Conte in parlamento vuole tornarci. Ma per meriti propri: vuole, forse deve, dimostrare di esser capace di vincere, magari in un collegio da strappare alle destre dalle parti di Volturara Appula. Come faceva ai bei tempi Massimo D’Alema il collegio di Gallipoli. A quel punto potrebbe governare un gruppo di parlamentari selezionati e depurati dagli «elementi problematici» che gli complicano la vita in queste settimane. Il candidato M5s per le suppletive insomma non sarà lui.

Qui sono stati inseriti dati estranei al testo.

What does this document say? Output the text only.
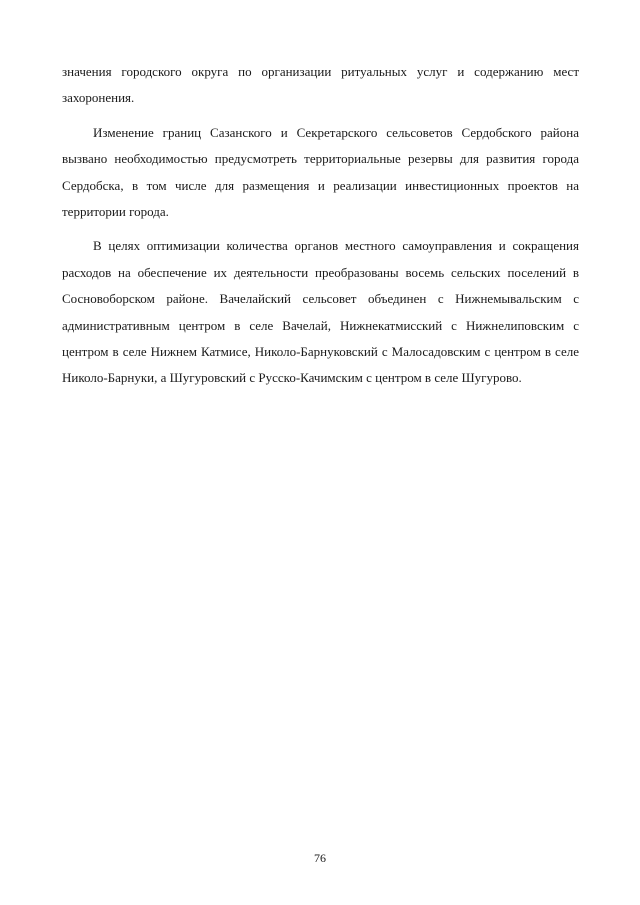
значения городского округа по организации ритуальных услуг и содержанию мест захоронения.

Изменение границ Сазанского и Секретарского сельсоветов Сердобского района вызвано необходимостью предусмотреть территориальные резервы для развития города Сердобска, в том числе для размещения и реализации инвестиционных проектов на территории города.

В целях оптимизации количества органов местного самоуправления и сокращения расходов на обеспечение их деятельности преобразованы восемь сельских поселений в Сосновоборском районе. Вачелайский сельсовет объединен с Нижнемывальским с административным центром в селе Вачелай, Нижнекатмисский с Нижнелиповским с центром в селе Нижнем Катмисе, Николо-Барнуковский с Малосадовским с центром в селе Николо-Барнуки, а Шугуровский с Русско-Качимским с центром в селе Шугурово.

76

Circola un nome che pesa, anche di più. Quello dell’ex sindaca Virginia Raggi. Che sia di diritto nelle prossime liste per il parlamento non è un segreto. Anticipare di mezzo giro il suo approdo a Montecitorio è una prospettiva decisamente più interessante di un posto da consigliera comunale d’opposizione in Campidoglio. Sarebbe anche un modo per emanciparsi dal Movimento romano, che ripone sempre meno fiducia nella candidata sconfitta, come dimostra la scarsa presenza di deputati e senatori alla riunione organizzata la scorsa settimana dalla sindaca. Raggi ha dalla sua un corposo pacchetto di consensi degli attivisti: in tempi di magra, un capitale tutt’altro che trascurabile. Chi la conosce la descrive tentata di prendersi una rivincita sul Pd. E dopo il festone della vittoria di Gualtieri, di rovinargli almeno la festicciola dell’elezione suppletiva.